Upgrade the AKS cluster
List the available versions for the AKS cluster and identify the target version you're upgrading to.
az aks get-upgrades --resource-group $MY_RESOURCE_GROUP_NAME --name $MY_CLUSTER_NAME --output table
Upgrade the AKS control plane only. In this example, the target version is 1.30.0:
az aks upgrade --resource-group $MY_RESOURCE_GROUP_NAME --name $MY_CLUSTER_NAME --control-plane-only --kubernetes-version 1.30.0
Verify the Locust client started in the previous article is still running. The Locust dashboard will show the impact of the AKS node pool upgrade on the Valkey cluster.

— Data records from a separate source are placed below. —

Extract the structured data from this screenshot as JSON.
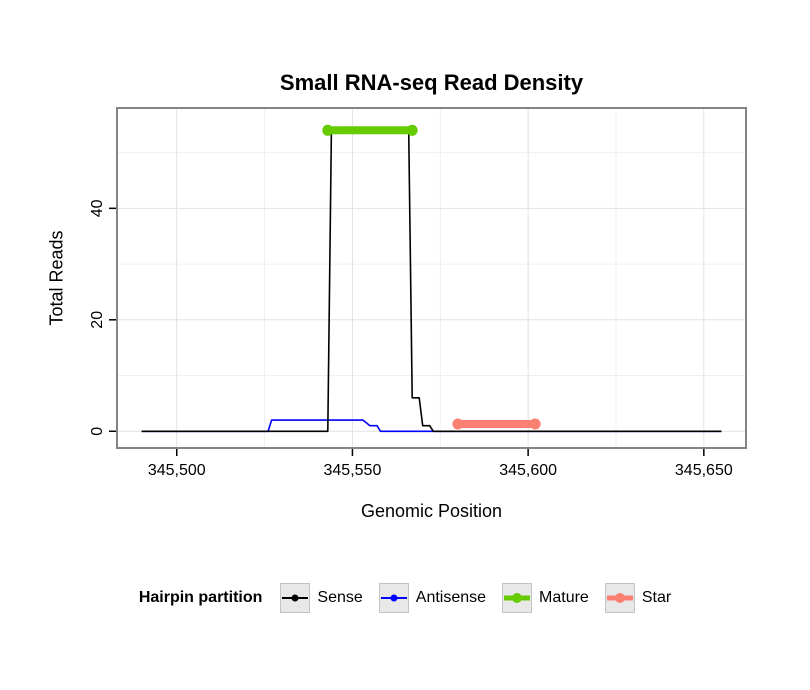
{
  "chart_data": {
    "type": "line",
    "title": "Small RNA-seq Read Density",
    "xlabel": "Genomic Position",
    "ylabel": "Total Reads",
    "xlim": [
      345483,
      345662
    ],
    "ylim": [
      -3,
      58
    ],
    "grid": true,
    "legend_position": "bottom",
    "x_ticks": [
      {
        "value": 345500,
        "label": "345,500"
      },
      {
        "value": 345550,
        "label": "345,550"
      },
      {
        "value": 345600,
        "label": "345,600"
      },
      {
        "value": 345650,
        "label": "345,650"
      }
    ],
    "y_ticks": [
      {
        "value": 0,
        "label": "0"
      },
      {
        "value": 20,
        "label": "20"
      },
      {
        "value": 40,
        "label": "40"
      }
    ],
    "x_minor": [
      345525,
      345575,
      345625
    ],
    "y_minor": [
      10,
      30,
      50
    ],
    "series": [
      {
        "name": "Antisense",
        "color": "#0000FF",
        "width": 1.6,
        "point_ends": false,
        "points": [
          [
            345490,
            0
          ],
          [
            345526,
            0
          ],
          [
            345527,
            2
          ],
          [
            345553,
            2
          ],
          [
            345555,
            1
          ],
          [
            345557,
            1
          ],
          [
            345558,
            0
          ],
          [
            345655,
            0
          ]
        ]
      },
      {
        "name": "Sense",
        "color": "#000000",
        "width": 1.6,
        "point_ends": false,
        "points": [
          [
            345490,
            0
          ],
          [
            345543,
            0
          ],
          [
            345544,
            54
          ],
          [
            345566,
            54
          ],
          [
            345567,
            6
          ],
          [
            345569,
            6
          ],
          [
            345570,
            1
          ],
          [
            345572,
            1
          ],
          [
            345573,
            0
          ],
          [
            345655,
            0
          ]
        ]
      },
      {
        "name": "Mature",
        "color": "#66CC00",
        "width": 8,
        "point_ends": true,
        "point_radius": 5.5,
        "points": [
          [
            345543,
            54
          ],
          [
            345567,
            54
          ]
        ]
      },
      {
        "name": "Star",
        "color": "#FA8072",
        "width": 8,
        "point_ends": true,
        "point_radius": 5.5,
        "points": [
          [
            345580,
            1.3
          ],
          [
            345602,
            1.3
          ]
        ]
      }
    ],
    "style": {
      "panel_border": "#848484",
      "grid_major": "#E2E2E2",
      "grid_minor": "#F0F0F0",
      "tick_color": "#000000"
    }
  },
  "legend": {
    "title": "Hairpin partition",
    "items": [
      {
        "label": "Sense",
        "color": "#000000",
        "key_line_width": 2,
        "key_dot_radius": 3.5
      },
      {
        "label": "Antisense",
        "color": "#0000FF",
        "key_line_width": 2,
        "key_dot_radius": 3.5
      },
      {
        "label": "Mature",
        "color": "#66CC00",
        "key_line_width": 5,
        "key_dot_radius": 5
      },
      {
        "label": "Star",
        "color": "#FA8072",
        "key_line_width": 5,
        "key_dot_radius": 5
      }
    ],
    "key_box_fill": "#E8E8E8",
    "key_box_border": "#C3C3C3"
  }
}
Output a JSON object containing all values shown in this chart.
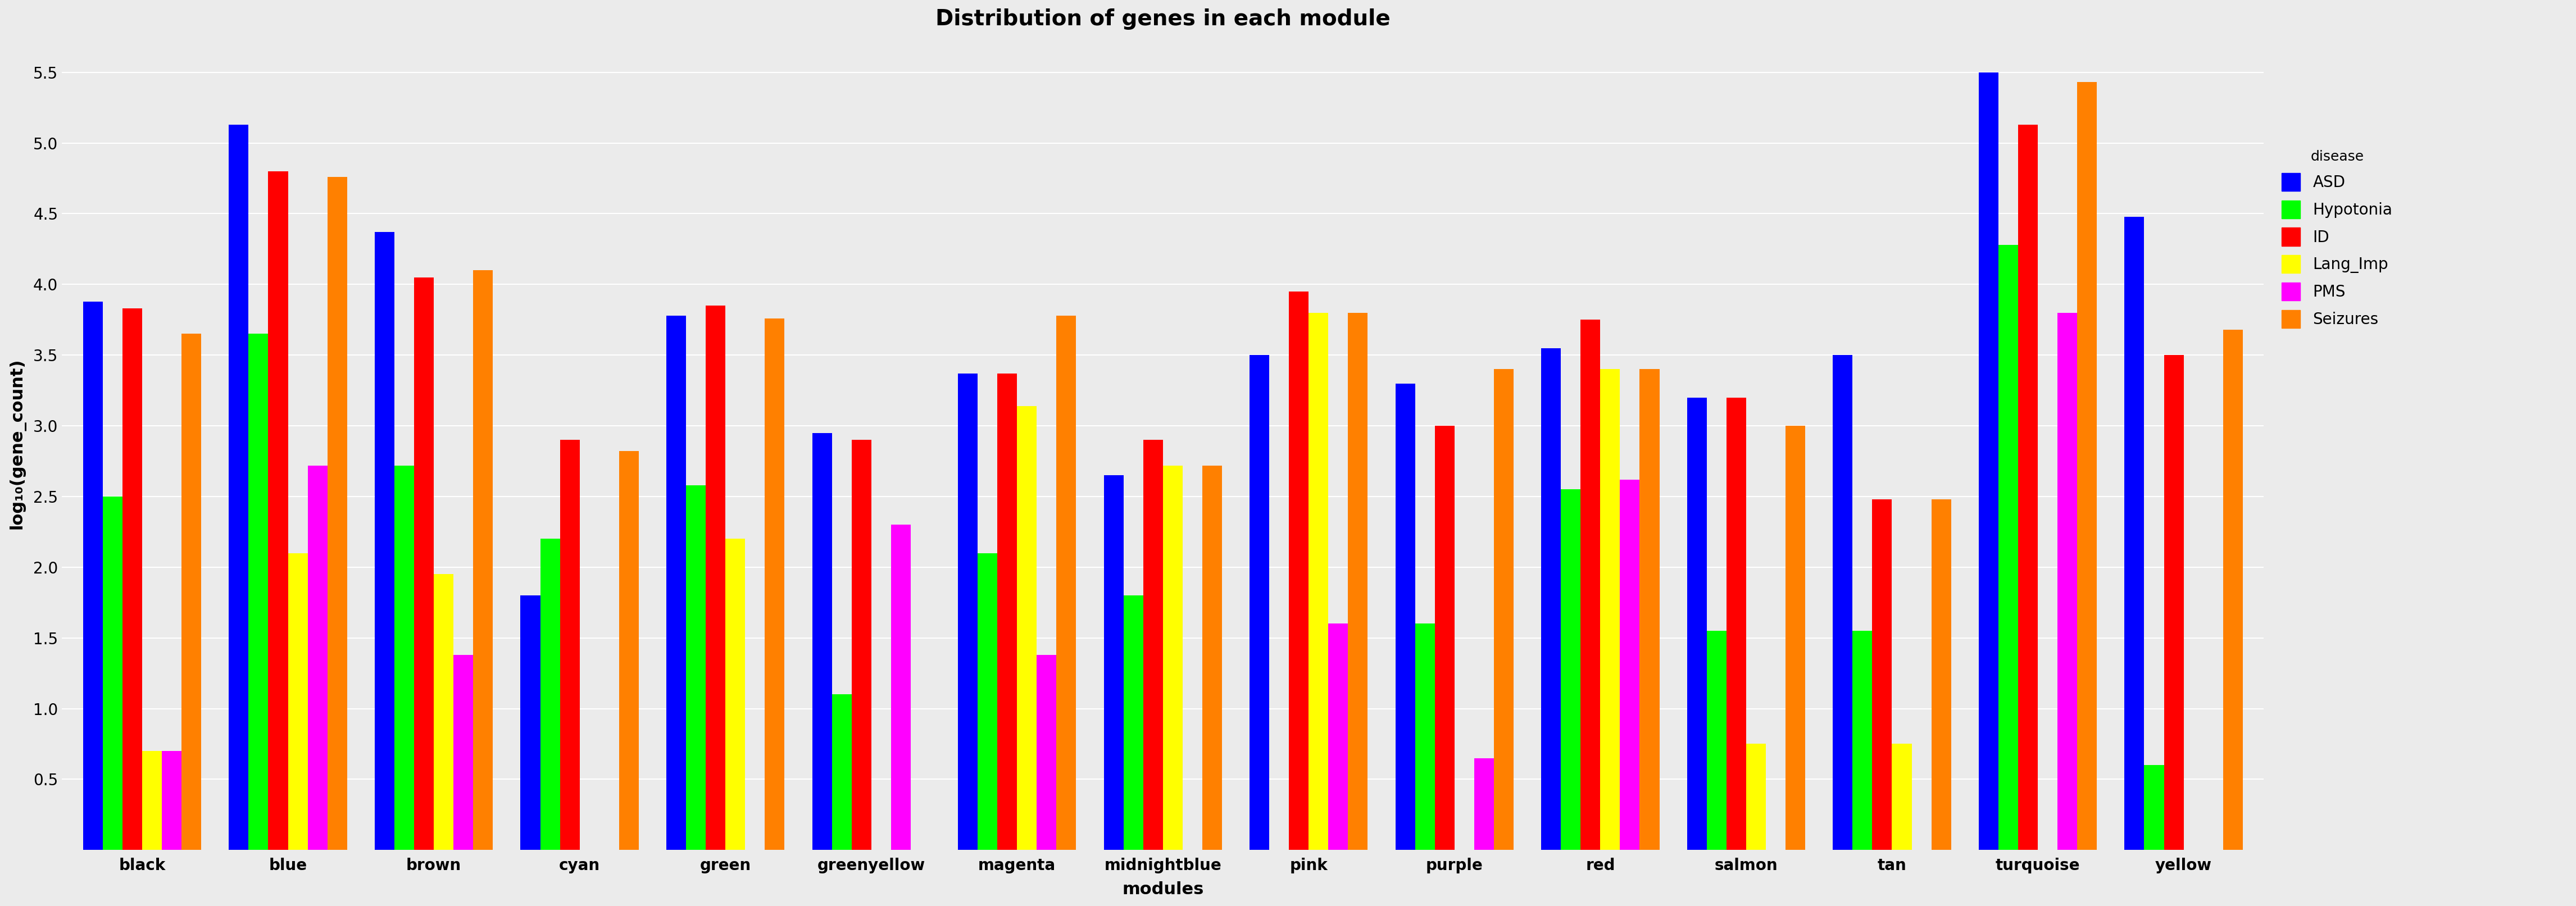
{
  "title": "Distribution of genes in each module",
  "xlabel": "modules",
  "ylabel": "log₁₀(gene_count)",
  "modules": [
    "black",
    "blue",
    "brown",
    "cyan",
    "green",
    "greenyellow",
    "magenta",
    "midnightblue",
    "pink",
    "purple",
    "red",
    "salmon",
    "tan",
    "turquoise",
    "yellow"
  ],
  "diseases": [
    "ASD",
    "Hypotonia",
    "ID",
    "Lang_Imp",
    "PMS",
    "Seizures"
  ],
  "colors": [
    "#0000FF",
    "#00FF00",
    "#FF0000",
    "#FFFF00",
    "#FF00FF",
    "#FF8000"
  ],
  "values": {
    "black": [
      3.88,
      2.5,
      3.83,
      0.7,
      0.7,
      3.65
    ],
    "blue": [
      5.13,
      3.65,
      4.8,
      2.1,
      2.72,
      4.76
    ],
    "brown": [
      4.37,
      2.72,
      4.05,
      1.95,
      1.38,
      4.1
    ],
    "cyan": [
      1.8,
      2.2,
      2.9,
      0.0,
      0.0,
      2.82
    ],
    "green": [
      3.78,
      2.58,
      3.85,
      2.2,
      0.0,
      3.76
    ],
    "greenyellow": [
      2.95,
      1.1,
      2.9,
      0.0,
      2.3,
      0.0
    ],
    "magenta": [
      3.37,
      2.1,
      3.37,
      3.14,
      1.38,
      3.78
    ],
    "midnightblue": [
      2.65,
      1.8,
      2.9,
      2.72,
      0.0,
      2.72
    ],
    "pink": [
      3.5,
      0.0,
      3.95,
      3.8,
      1.6,
      3.8
    ],
    "purple": [
      3.3,
      1.6,
      3.0,
      0.0,
      0.65,
      3.4
    ],
    "red": [
      3.55,
      2.55,
      3.75,
      3.4,
      2.62,
      3.4
    ],
    "salmon": [
      3.2,
      1.55,
      3.2,
      0.75,
      0.0,
      3.0
    ],
    "tan": [
      3.5,
      1.55,
      2.48,
      0.75,
      0.0,
      2.48
    ],
    "turquoise": [
      5.5,
      4.28,
      5.13,
      0.0,
      3.8,
      5.43
    ],
    "yellow": [
      4.48,
      0.6,
      3.5,
      0.0,
      0.0,
      3.68
    ]
  },
  "ylim": [
    0,
    5.75
  ],
  "yticks": [
    0.5,
    1.0,
    1.5,
    2.0,
    2.5,
    3.0,
    3.5,
    4.0,
    4.5,
    5.0,
    5.5
  ],
  "background_color": "#EBEBEB",
  "title_fontsize": 28,
  "axis_label_fontsize": 22,
  "tick_fontsize": 20,
  "legend_fontsize": 20,
  "legend_title_fontsize": 18,
  "bar_width": 0.135
}
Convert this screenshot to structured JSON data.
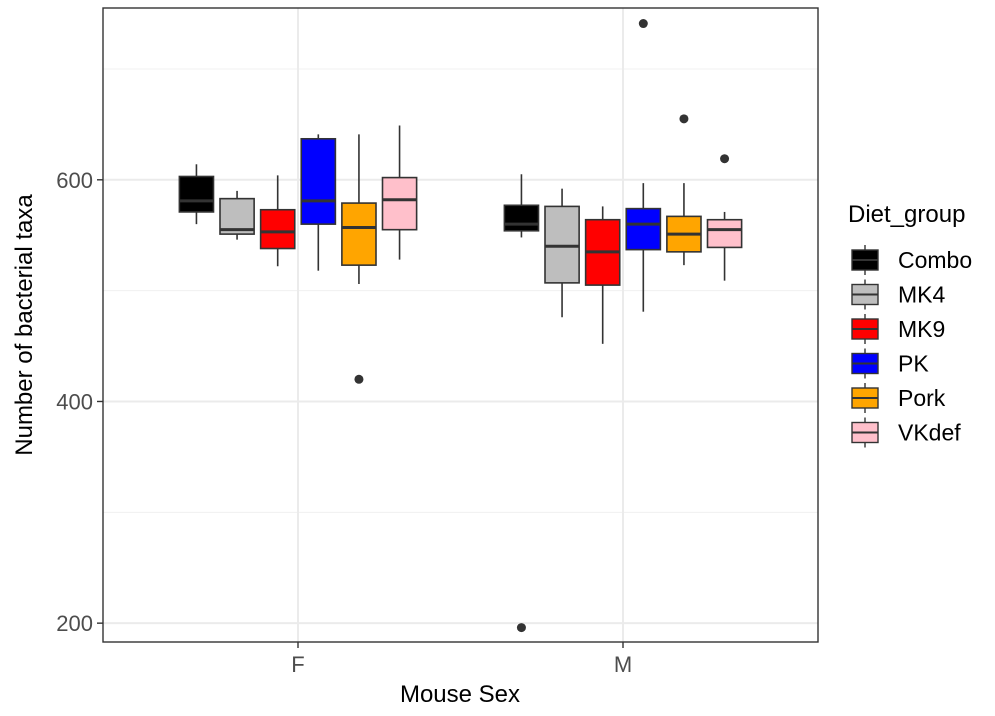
{
  "chart_data": {
    "type": "boxplot",
    "title": "",
    "xlabel": "Mouse Sex",
    "ylabel": "Number of bacterial taxa",
    "ylim": [
      183,
      755
    ],
    "yticks": [
      200,
      400,
      600
    ],
    "categories": [
      "F",
      "M"
    ],
    "grid": true,
    "legend": {
      "title": "Diet_group",
      "position": "right"
    },
    "series": [
      {
        "name": "Combo",
        "color": "#000000",
        "boxes": [
          {
            "category": "F",
            "min": 560,
            "q1": 571,
            "median": 581,
            "q3": 603,
            "max": 614,
            "outliers": []
          },
          {
            "category": "M",
            "min": 548,
            "q1": 554,
            "median": 560,
            "q3": 577,
            "max": 605,
            "outliers": [
              196
            ]
          }
        ]
      },
      {
        "name": "MK4",
        "color": "#bebebe",
        "boxes": [
          {
            "category": "F",
            "min": 546,
            "q1": 551,
            "median": 555,
            "q3": 583,
            "max": 590,
            "outliers": []
          },
          {
            "category": "M",
            "min": 476,
            "q1": 507,
            "median": 540,
            "q3": 576,
            "max": 592,
            "outliers": []
          }
        ]
      },
      {
        "name": "MK9",
        "color": "#ff0000",
        "boxes": [
          {
            "category": "F",
            "min": 522,
            "q1": 538,
            "median": 553,
            "q3": 573,
            "max": 604,
            "outliers": []
          },
          {
            "category": "M",
            "min": 452,
            "q1": 505,
            "median": 535,
            "q3": 564,
            "max": 576,
            "outliers": []
          }
        ]
      },
      {
        "name": "PK",
        "color": "#0000ff",
        "boxes": [
          {
            "category": "F",
            "min": 518,
            "q1": 560,
            "median": 581,
            "q3": 637,
            "max": 641,
            "outliers": []
          },
          {
            "category": "M",
            "min": 481,
            "q1": 537,
            "median": 560,
            "q3": 574,
            "max": 597,
            "outliers": [
              741
            ]
          }
        ]
      },
      {
        "name": "Pork",
        "color": "#ffa500",
        "boxes": [
          {
            "category": "F",
            "min": 506,
            "q1": 523,
            "median": 557,
            "q3": 579,
            "max": 641,
            "outliers": [
              420
            ]
          },
          {
            "category": "M",
            "min": 523,
            "q1": 535,
            "median": 551,
            "q3": 567,
            "max": 597,
            "outliers": [
              655
            ]
          }
        ]
      },
      {
        "name": "VKdef",
        "color": "#ffc0cb",
        "boxes": [
          {
            "category": "F",
            "min": 528,
            "q1": 555,
            "median": 582,
            "q3": 602,
            "max": 649,
            "outliers": []
          },
          {
            "category": "M",
            "min": 509,
            "q1": 539,
            "median": 555,
            "q3": 564,
            "max": 571,
            "outliers": [
              619
            ]
          }
        ]
      }
    ]
  }
}
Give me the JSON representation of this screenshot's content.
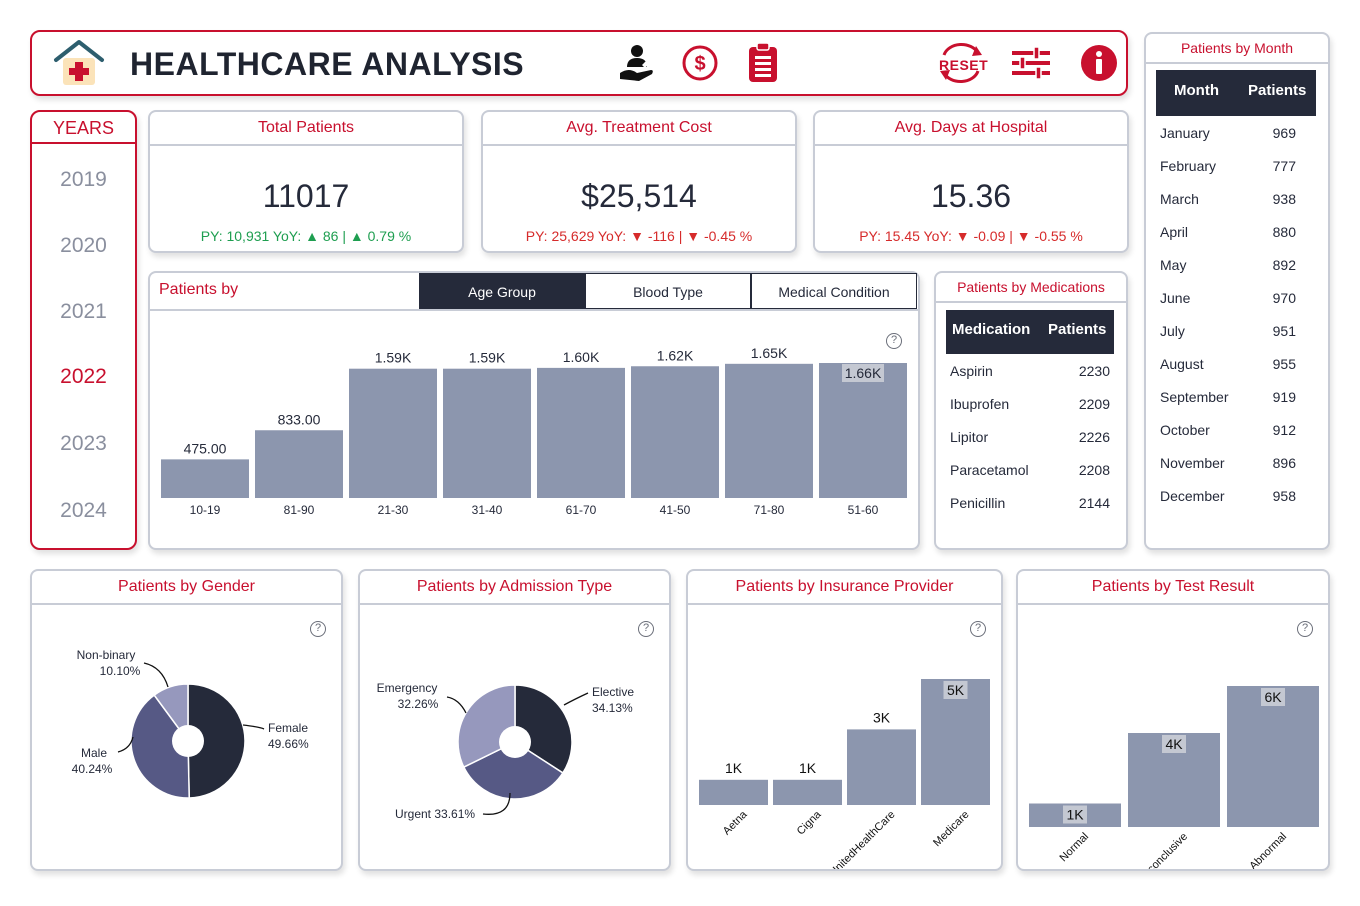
{
  "header": {
    "title": "HEALTHCARE ANALYSIS",
    "reset_label": "RESET"
  },
  "years": {
    "title": "YEARS",
    "items": [
      "2019",
      "2020",
      "2021",
      "2022",
      "2023",
      "2024"
    ],
    "selected": "2022"
  },
  "kpis": [
    {
      "title": "Total Patients",
      "value": "11017",
      "py": "PY: 10,931 YoY: ▲ 86 | ▲ 0.79 %",
      "trend": "up"
    },
    {
      "title": "Avg. Treatment Cost",
      "value": "$25,514",
      "py": "PY: 25,629 YoY: ▼ -116 | ▼ -0.45 %",
      "trend": "down"
    },
    {
      "title": "Avg. Days at Hospital",
      "value": "15.36",
      "py": "PY: 15.45 YoY: ▼ -0.09 | ▼ -0.55 %",
      "trend": "down"
    }
  ],
  "patients_by": {
    "title": "Patients by",
    "tabs": [
      "Age Group",
      "Blood Type",
      "Medical Condition"
    ],
    "active_tab": "Age Group"
  },
  "medications": {
    "title": "Patients by Medications",
    "columns": [
      "Medication",
      "Patients"
    ],
    "rows": [
      [
        "Aspirin",
        "2230"
      ],
      [
        "Ibuprofen",
        "2209"
      ],
      [
        "Lipitor",
        "2226"
      ],
      [
        "Paracetamol",
        "2208"
      ],
      [
        "Penicillin",
        "2144"
      ]
    ]
  },
  "months": {
    "title": "Patients by Month",
    "columns": [
      "Month",
      "Patients"
    ],
    "rows": [
      [
        "January",
        "969"
      ],
      [
        "February",
        "777"
      ],
      [
        "March",
        "938"
      ],
      [
        "April",
        "880"
      ],
      [
        "May",
        "892"
      ],
      [
        "June",
        "970"
      ],
      [
        "July",
        "951"
      ],
      [
        "August",
        "955"
      ],
      [
        "September",
        "919"
      ],
      [
        "October",
        "912"
      ],
      [
        "November",
        "896"
      ],
      [
        "December",
        "958"
      ]
    ]
  },
  "colors": {
    "accent": "#c8102e",
    "bar": "#8c96ae",
    "dark": "#252a3a",
    "mid": "#565985",
    "light": "#9698bd",
    "up": "#1e9e50",
    "down": "#d62b2b"
  },
  "chart_data": [
    {
      "type": "bar",
      "categories": [
        "10-19",
        "81-90",
        "21-30",
        "31-40",
        "61-70",
        "41-50",
        "71-80",
        "51-60"
      ],
      "values": [
        475,
        833,
        1590,
        1590,
        1600,
        1620,
        1650,
        1660
      ],
      "labels": [
        "475.00",
        "833.00",
        "1.59K",
        "1.59K",
        "1.60K",
        "1.62K",
        "1.65K",
        "1.66K"
      ],
      "ylim": [
        0,
        1660
      ]
    },
    {
      "type": "pie",
      "title": "Patients by Gender",
      "slices": [
        {
          "name": "Female",
          "value": 49.66,
          "label": "49.66%",
          "color": "#252a3a"
        },
        {
          "name": "Male",
          "value": 40.24,
          "label": "40.24%",
          "color": "#565985"
        },
        {
          "name": "Non-binary",
          "value": 10.1,
          "label": "10.10%",
          "color": "#9698bd"
        }
      ]
    },
    {
      "type": "pie",
      "title": "Patients by Admission Type",
      "slices": [
        {
          "name": "Elective",
          "value": 34.13,
          "label": "34.13%",
          "color": "#252a3a"
        },
        {
          "name": "Urgent",
          "value": 33.61,
          "label": "33.61%",
          "color": "#565985"
        },
        {
          "name": "Emergency",
          "value": 32.26,
          "label": "32.26%",
          "color": "#9698bd"
        }
      ]
    },
    {
      "type": "bar",
      "title": "Patients by Insurance Provider",
      "categories": [
        "Aetna",
        "Cigna",
        "UnitedHealthCare",
        "Medicare"
      ],
      "values": [
        1000,
        1000,
        3000,
        5000
      ],
      "labels": [
        "1K",
        "1K",
        "3K",
        "5K"
      ],
      "ylim": [
        0,
        5000
      ]
    },
    {
      "type": "bar",
      "title": "Patients by Test Result",
      "categories": [
        "Normal",
        "Inconclusive",
        "Abnormal"
      ],
      "values": [
        1000,
        4000,
        6000
      ],
      "labels": [
        "1K",
        "4K",
        "6K"
      ],
      "ylim": [
        0,
        6000
      ]
    }
  ]
}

Upgrade the Valkey node pool.
az aks nodepool upgrade \ --resource-group $MY_RESOURCE_GROUP_NAME \ --cluster-name $MY_CLUSTER_NAME \ --kubernetes-version 1.30.0 \ --name valkey
While the upgrade process is running, you can monitor the Locust dashboard to see the status of the client requests. Ideally, the dashboard should be similar to the following screenshot:
Locust is running with 100 users making 50 requests per second. During the upgrade process, 4 times a master Pod is evicted. You can see that the shard isn't available for a few seconds, but the Valkey cluster is still able to respond to requests for the other shards.